Wednesday, April 27, 2011

What It Takes to Be Toughest Bank Regulator

Bloomberg ran an article in which Sweden's central bank Governor took the position that sometimes regulators have to take actions that the banks do not like.

With an attitude like that, he is a likely candidate to require banks to provide current asset and liability-level disclosure.  This requirement would greatly improve the stability of the Swedish financial system as it subjects the banks to market discipline. By making all the useful, relevant information on the banks available, market participants can exert discipline by adjusting the price and amount of their exposure based on the risk of the banks.

While adopting this requirement would be good for protecting the Swedish taxpayer, it would clearly be a requirement that the banks would not like.
Sweden must be ready to impose harsher bank rules than in the rest of Scandinavia even after its biggest lender signaled it may move its headquarters outside the Nordic country, central bank Governor Stefan Ingves said. 
“Harmony is a good thing but in the end, given that it’s the public purse that backs up the banking sector and as long as it remains like that, it’s going to be up to each individual country to choose what to do,” Ingves, 57, said in an interview in Stockholm. 
Ingves, who was one of the main architects of Sweden’s 1990s bank restructuring that led to the creation of Nordea Bank AB (NDA), said larger capital buffers will help the government safeguard taxpayer funds.
It is true by definition that increasing the amount of capital reduces the theoretical exposure of taxpayers and safeguards their funds.  However, since the beginning of the credit crisis, this has not been true in practice.

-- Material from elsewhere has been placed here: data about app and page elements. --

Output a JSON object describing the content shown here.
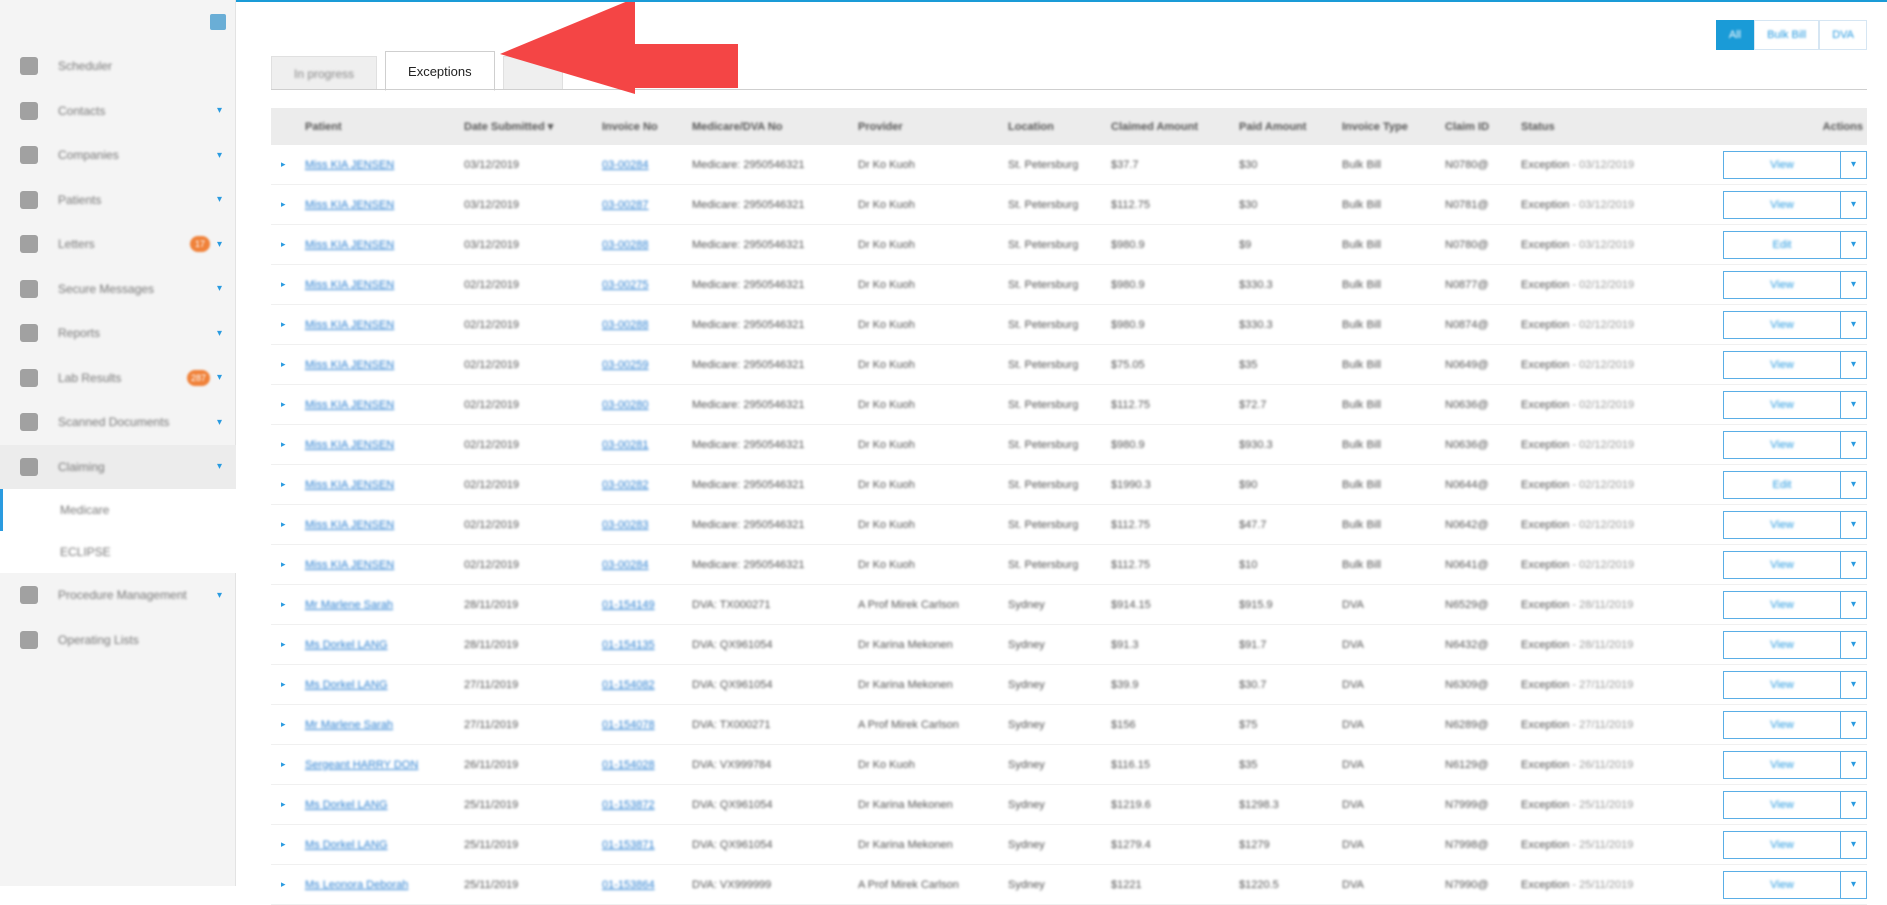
{
  "colors": {
    "accent": "#1a9bd7",
    "badge": "#f0823a",
    "arrow": "#f44545",
    "link": "#2a7fd1"
  },
  "sidebar": {
    "items": [
      {
        "label": "Scheduler",
        "icon": "calendar-icon",
        "chevron": false,
        "badge": ""
      },
      {
        "label": "Contacts",
        "icon": "contacts-icon",
        "chevron": true,
        "badge": ""
      },
      {
        "label": "Companies",
        "icon": "building-icon",
        "chevron": true,
        "badge": ""
      },
      {
        "label": "Patients",
        "icon": "person-icon",
        "chevron": true,
        "badge": ""
      },
      {
        "label": "Letters",
        "icon": "envelope-icon",
        "chevron": true,
        "badge": "17"
      },
      {
        "label": "Secure Messages",
        "icon": "message-icon",
        "chevron": true,
        "badge": ""
      },
      {
        "label": "Reports",
        "icon": "report-icon",
        "chevron": true,
        "badge": ""
      },
      {
        "label": "Lab Results",
        "icon": "flask-icon",
        "chevron": true,
        "badge": "287"
      },
      {
        "label": "Scanned Documents",
        "icon": "document-icon",
        "chevron": true,
        "badge": ""
      },
      {
        "label": "Claiming",
        "icon": "bank-icon",
        "chevron": true,
        "badge": ""
      }
    ],
    "subitems": [
      {
        "label": "Medicare"
      },
      {
        "label": "ECLIPSE"
      }
    ],
    "items_after": [
      {
        "label": "Procedure Management",
        "icon": "procedure-icon",
        "chevron": true
      },
      {
        "label": "Operating Lists",
        "icon": "list-icon",
        "chevron": false
      }
    ]
  },
  "filters": {
    "all": "All",
    "bulk_bill": "Bulk Bill",
    "dva": "DVA"
  },
  "tabs": [
    {
      "label": "In progress"
    },
    {
      "label": "Exceptions"
    },
    {
      "label": ""
    }
  ],
  "table": {
    "headers": {
      "patient": "Patient",
      "date": "Date Submitted ▾",
      "invoice": "Invoice No",
      "medicare": "Medicare/DVA No",
      "provider": "Provider",
      "location": "Location",
      "claimed": "Claimed Amount",
      "paid": "Paid Amount",
      "type": "Invoice Type",
      "claim_id": "Claim ID",
      "status": "Status",
      "actions": "Actions"
    },
    "rows": [
      {
        "patient": "Miss KIA JENSEN",
        "date": "03/12/2019",
        "invoice": "03-00284",
        "medicare": "Medicare: 2950546321",
        "provider": "Dr Ko Kuoh",
        "location": "St. Petersburg",
        "claimed": "$37.7",
        "paid": "$30",
        "type": "Bulk Bill",
        "claim_id": "N0780@",
        "status": "Exception",
        "status_date": " - 03/12/2019",
        "action": "View"
      },
      {
        "patient": "Miss KIA JENSEN",
        "date": "03/12/2019",
        "invoice": "03-00287",
        "medicare": "Medicare: 2950546321",
        "provider": "Dr Ko Kuoh",
        "location": "St. Petersburg",
        "claimed": "$112.75",
        "paid": "$30",
        "type": "Bulk Bill",
        "claim_id": "N0781@",
        "status": "Exception",
        "status_date": " - 03/12/2019",
        "action": "View"
      },
      {
        "patient": "Miss KIA JENSEN",
        "date": "03/12/2019",
        "invoice": "03-00288",
        "medicare": "Medicare: 2950546321",
        "provider": "Dr Ko Kuoh",
        "location": "St. Petersburg",
        "claimed": "$980.9",
        "paid": "$9",
        "type": "Bulk Bill",
        "claim_id": "N0780@",
        "status": "Exception",
        "status_date": " - 03/12/2019",
        "action": "Edit"
      },
      {
        "patient": "Miss KIA JENSEN",
        "date": "02/12/2019",
        "invoice": "03-00275",
        "medicare": "Medicare: 2950546321",
        "provider": "Dr Ko Kuoh",
        "location": "St. Petersburg",
        "claimed": "$980.9",
        "paid": "$330.3",
        "type": "Bulk Bill",
        "claim_id": "N0877@",
        "status": "Exception",
        "status_date": " - 02/12/2019",
        "action": "View"
      },
      {
        "patient": "Miss KIA JENSEN",
        "date": "02/12/2019",
        "invoice": "03-00288",
        "medicare": "Medicare: 2950546321",
        "provider": "Dr Ko Kuoh",
        "location": "St. Petersburg",
        "claimed": "$980.9",
        "paid": "$330.3",
        "type": "Bulk Bill",
        "claim_id": "N0874@",
        "status": "Exception",
        "status_date": " - 02/12/2019",
        "action": "View"
      },
      {
        "patient": "Miss KIA JENSEN",
        "date": "02/12/2019",
        "invoice": "03-00259",
        "medicare": "Medicare: 2950546321",
        "provider": "Dr Ko Kuoh",
        "location": "St. Petersburg",
        "claimed": "$75.05",
        "paid": "$35",
        "type": "Bulk Bill",
        "claim_id": "N0649@",
        "status": "Exception",
        "status_date": " - 02/12/2019",
        "action": "View"
      },
      {
        "patient": "Miss KIA JENSEN",
        "date": "02/12/2019",
        "invoice": "03-00280",
        "medicare": "Medicare: 2950546321",
        "provider": "Dr Ko Kuoh",
        "location": "St. Petersburg",
        "claimed": "$112.75",
        "paid": "$72.7",
        "type": "Bulk Bill",
        "claim_id": "N0636@",
        "status": "Exception",
        "status_date": " - 02/12/2019",
        "action": "View"
      },
      {
        "patient": "Miss KIA JENSEN",
        "date": "02/12/2019",
        "invoice": "03-00281",
        "medicare": "Medicare: 2950546321",
        "provider": "Dr Ko Kuoh",
        "location": "St. Petersburg",
        "claimed": "$980.9",
        "paid": "$930.3",
        "type": "Bulk Bill",
        "claim_id": "N0636@",
        "status": "Exception",
        "status_date": " - 02/12/2019",
        "action": "View"
      },
      {
        "patient": "Miss KIA JENSEN",
        "date": "02/12/2019",
        "invoice": "03-00282",
        "medicare": "Medicare: 2950546321",
        "provider": "Dr Ko Kuoh",
        "location": "St. Petersburg",
        "claimed": "$1990.3",
        "paid": "$90",
        "type": "Bulk Bill",
        "claim_id": "N0644@",
        "status": "Exception",
        "status_date": " - 02/12/2019",
        "action": "Edit"
      },
      {
        "patient": "Miss KIA JENSEN",
        "date": "02/12/2019",
        "invoice": "03-00283",
        "medicare": "Medicare: 2950546321",
        "provider": "Dr Ko Kuoh",
        "location": "St. Petersburg",
        "claimed": "$112.75",
        "paid": "$47.7",
        "type": "Bulk Bill",
        "claim_id": "N0642@",
        "status": "Exception",
        "status_date": " - 02/12/2019",
        "action": "View"
      },
      {
        "patient": "Miss KIA JENSEN",
        "date": "02/12/2019",
        "invoice": "03-00284",
        "medicare": "Medicare: 2950546321",
        "provider": "Dr Ko Kuoh",
        "location": "St. Petersburg",
        "claimed": "$112.75",
        "paid": "$10",
        "type": "Bulk Bill",
        "claim_id": "N0641@",
        "status": "Exception",
        "status_date": " - 02/12/2019",
        "action": "View"
      },
      {
        "patient": "Mr Marlene Sarah",
        "date": "28/11/2019",
        "invoice": "01-154149",
        "medicare": "DVA: TX000271",
        "provider": "A Prof Mirek Carlson",
        "location": "Sydney",
        "claimed": "$914.15",
        "paid": "$915.9",
        "type": "DVA",
        "claim_id": "N6529@",
        "status": "Exception",
        "status_date": " - 28/11/2019",
        "action": "View"
      },
      {
        "patient": "Ms Dorkel LANG",
        "date": "28/11/2019",
        "invoice": "01-154135",
        "medicare": "DVA: QX961054",
        "provider": "Dr Karina Mekonen",
        "location": "Sydney",
        "claimed": "$91.3",
        "paid": "$91.7",
        "type": "DVA",
        "claim_id": "N6432@",
        "status": "Exception",
        "status_date": " - 28/11/2019",
        "action": "View"
      },
      {
        "patient": "Ms Dorkel LANG",
        "date": "27/11/2019",
        "invoice": "01-154082",
        "medicare": "DVA: QX961054",
        "provider": "Dr Karina Mekonen",
        "location": "Sydney",
        "claimed": "$39.9",
        "paid": "$30.7",
        "type": "DVA",
        "claim_id": "N6309@",
        "status": "Exception",
        "status_date": " - 27/11/2019",
        "action": "View"
      },
      {
        "patient": "Mr Marlene Sarah",
        "date": "27/11/2019",
        "invoice": "01-154078",
        "medicare": "DVA: TX000271",
        "provider": "A Prof Mirek Carlson",
        "location": "Sydney",
        "claimed": "$156",
        "paid": "$75",
        "type": "DVA",
        "claim_id": "N6289@",
        "status": "Exception",
        "status_date": " - 27/11/2019",
        "action": "View"
      },
      {
        "patient": "Sergeant HARRY DON",
        "date": "26/11/2019",
        "invoice": "01-154028",
        "medicare": "DVA: VX999784",
        "provider": "Dr Ko Kuoh",
        "location": "Sydney",
        "claimed": "$116.15",
        "paid": "$35",
        "type": "DVA",
        "claim_id": "N6129@",
        "status": "Exception",
        "status_date": " - 26/11/2019",
        "action": "View"
      },
      {
        "patient": "Ms Dorkel LANG",
        "date": "25/11/2019",
        "invoice": "01-153872",
        "medicare": "DVA: QX961054",
        "provider": "Dr Karina Mekonen",
        "location": "Sydney",
        "claimed": "$1219.6",
        "paid": "$1298.3",
        "type": "DVA",
        "claim_id": "N7999@",
        "status": "Exception",
        "status_date": " - 25/11/2019",
        "action": "View"
      },
      {
        "patient": "Ms Dorkel LANG",
        "date": "25/11/2019",
        "invoice": "01-153871",
        "medicare": "DVA: QX961054",
        "provider": "Dr Karina Mekonen",
        "location": "Sydney",
        "claimed": "$1279.4",
        "paid": "$1279",
        "type": "DVA",
        "claim_id": "N7998@",
        "status": "Exception",
        "status_date": " - 25/11/2019",
        "action": "View"
      },
      {
        "patient": "Ms Leonora Deborah",
        "date": "25/11/2019",
        "invoice": "01-153864",
        "medicare": "DVA: VX999999",
        "provider": "A Prof Mirek Carlson",
        "location": "Sydney",
        "claimed": "$1221",
        "paid": "$1220.5",
        "type": "DVA",
        "claim_id": "N7990@",
        "status": "Exception",
        "status_date": " - 25/11/2019",
        "action": "View"
      }
    ]
  }
}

A requirement for capital to protect the taxpayers is that regulators require that losses in the banking system be absorbed first by the capital in the banking system before turning to the taxpayers.
 Nordea Chairman Bjoern Wahlroos’ suggestion this month that he may shift the bank’s headquarters to escape tougher capital rules is the latest threat from Sweden’s financial sector it will fight policy maker efforts to enforce some of the world’s strictest regulatory standards.
“We know how much a banking crisis costs and how troublesome it is to solve,” Ingves told Bloomberg today. “It’s not in the interest of society to in some sense have a race to the bottom when it comes to capital coverage.” 
That is why Sweden should adopt current asset and liability level disclosure for its financial institutions.  At very, very low cost, this disclosure works to prevent a banking crisis.

Unlike capital, this disclosure also involves a a race to the top among regulators.  After all, what country is going to allow a financial institution to move to it when the reason for moving is not to disclose the risk the financial institution is taking?